Are Russia and Syria more than civil?

, Spencer Irvine, Leave a comment

The failure to reach an accord between the Obama Administration and the Russian government should not have been a surprise because the Syrian conflict is viewed differently in the West than in Russia, David Satter, the former Moscow correspondent for the Financial Times, alleges.

Satter, a senior fellow at the Foreign Policy Research Institute (FPRI), recently wrote an an essay for FPRI about the stalemate over the Syrian civil war between the West and Russia. Though Russia wants to remain at arm’s length in situations such as the Houla massacre, where 108 people were massacred, at least a third children, they continue to support actions and regimes that defy the West, Satter, who is listed on the faculty at Johns Hopkins, notes.

Despite the optimism of Secretary of State Hillary Clinton and her State Department, the Houla massacre did not inspire a change in Russian policymaking, Satter, who is also a fellow at the Hudson Institute, observes. Instead, it only affirmed the resolve of Russia to support the Assad regime and stall for time in the UN Security Council, Satter, the author of several books on Russia, observes.

Why does Russia continue to thumb its nose at the West regarding Syria? According to Satter, it is because Russia wants to remain a major world player and resist the West in any way possible. Also, it allows Russia to be a major arms supplier and to curry favor with Russians at home in resisting the West. Russian officials even cite their position as one of defending international law, while sending a Russian fleet to the Syrian port city Tartus as a show of solidarity (though others may not see it that way; it is what it is). In addition, about 10% of Russia’s arms sales, valued at approximately $1.5 billion,  go to Syria,. Most of it consists of attack helicopters, tanks, jets and other combat vehicles, which are armed to the teeth and can be used to deter international intervention. Russia is forcing the West’s hand and is baiting it to intervene in Syria as it did in Syria. Because Russia did not sign onto sanctions, it continues its shipments without batting an eye.

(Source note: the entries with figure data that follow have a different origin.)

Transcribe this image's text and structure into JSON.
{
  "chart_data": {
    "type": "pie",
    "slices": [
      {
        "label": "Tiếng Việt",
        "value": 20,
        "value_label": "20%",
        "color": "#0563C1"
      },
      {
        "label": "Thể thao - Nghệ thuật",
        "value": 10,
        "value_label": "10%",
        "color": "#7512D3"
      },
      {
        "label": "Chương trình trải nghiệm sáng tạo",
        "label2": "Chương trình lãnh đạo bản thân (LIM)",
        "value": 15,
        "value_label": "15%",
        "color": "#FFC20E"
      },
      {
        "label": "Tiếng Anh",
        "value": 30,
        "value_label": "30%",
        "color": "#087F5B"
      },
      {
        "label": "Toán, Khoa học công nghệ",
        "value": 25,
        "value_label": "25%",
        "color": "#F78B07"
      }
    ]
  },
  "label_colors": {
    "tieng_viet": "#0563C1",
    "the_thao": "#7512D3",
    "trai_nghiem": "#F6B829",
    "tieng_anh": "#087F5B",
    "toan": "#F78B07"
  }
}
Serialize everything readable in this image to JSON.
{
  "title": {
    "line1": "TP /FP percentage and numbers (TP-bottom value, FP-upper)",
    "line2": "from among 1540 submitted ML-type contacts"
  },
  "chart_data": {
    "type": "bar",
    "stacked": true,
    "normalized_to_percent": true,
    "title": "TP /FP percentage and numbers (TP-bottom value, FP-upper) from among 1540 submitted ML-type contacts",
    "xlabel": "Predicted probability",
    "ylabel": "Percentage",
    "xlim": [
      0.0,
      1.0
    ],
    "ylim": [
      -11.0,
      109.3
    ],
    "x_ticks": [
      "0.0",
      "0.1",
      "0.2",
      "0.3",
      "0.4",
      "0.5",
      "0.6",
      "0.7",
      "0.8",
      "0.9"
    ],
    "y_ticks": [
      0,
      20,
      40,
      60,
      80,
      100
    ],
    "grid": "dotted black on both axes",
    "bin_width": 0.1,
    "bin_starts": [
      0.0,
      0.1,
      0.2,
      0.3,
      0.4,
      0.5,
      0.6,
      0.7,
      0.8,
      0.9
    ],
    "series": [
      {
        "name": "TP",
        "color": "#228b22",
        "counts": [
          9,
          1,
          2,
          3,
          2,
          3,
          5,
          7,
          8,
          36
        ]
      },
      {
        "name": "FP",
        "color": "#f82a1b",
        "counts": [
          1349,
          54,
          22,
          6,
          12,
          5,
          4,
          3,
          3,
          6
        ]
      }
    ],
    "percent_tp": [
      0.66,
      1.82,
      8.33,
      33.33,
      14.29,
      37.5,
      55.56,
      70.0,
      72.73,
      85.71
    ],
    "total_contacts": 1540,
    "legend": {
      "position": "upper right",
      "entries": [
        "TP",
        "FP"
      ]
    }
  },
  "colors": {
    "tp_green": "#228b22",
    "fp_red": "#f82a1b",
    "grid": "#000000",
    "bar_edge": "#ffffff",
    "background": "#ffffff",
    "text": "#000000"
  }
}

Syria plays to the Russian public just as the 2008 Georgian conflict did; Russian people love resisting the meddling Westerners. The 2008 Georgian war, to the Russian people, was a verdict on Georgia joining NATO. Russians cannot stand NATO or the West. The most worrisome part, says Satter, is that the escalation of violence and tensions in Syria is a warning to the US and the West. Russia, under Boris Yeltsin, carpet bombed the Chechnyan city Grozny and killed about 20,000 people. The Beslan school hostage crisis was ended when Russian soldiers used flame throwers and grenade launchers on the school, killing hostages an hour after both sides agreed to negotiate. The West must realize that the Russians will not wallow around in crises, unlike the West.

Putin, by supporting Assad’s Syrian regime, will continue to support authoritarianism to defy the West and increase his popularity among the Russian people by playing on their anti-Western sentiments. Anything that threatens the legitimacy and survival of authoritarianism also plays a part in his policies.

“On January 8, a Russian aircraft carrier group led by the Admiral Kuznetsov made a visit to the Russian naval supply base in the Syrian city of Tartus, which has existed since the Cold War,” Satter explains. “Russian naval officers said that the carrier group visit was not connected with the ‘internal Syrian crisis.’” However, Russian state television said the voyage was a demonstration of solidarity with the Assad regime and the Assad regime also depicted the visit as a gesture of solidarity. A Syrian military delegation led by the defense minister General Dawood Rajiha boarded the Kuznetsov.”

Russia is calling the West’s bluff, and the question is how will the West respond?

Spencer Irvine is a research assistant at Accuracy in Academia.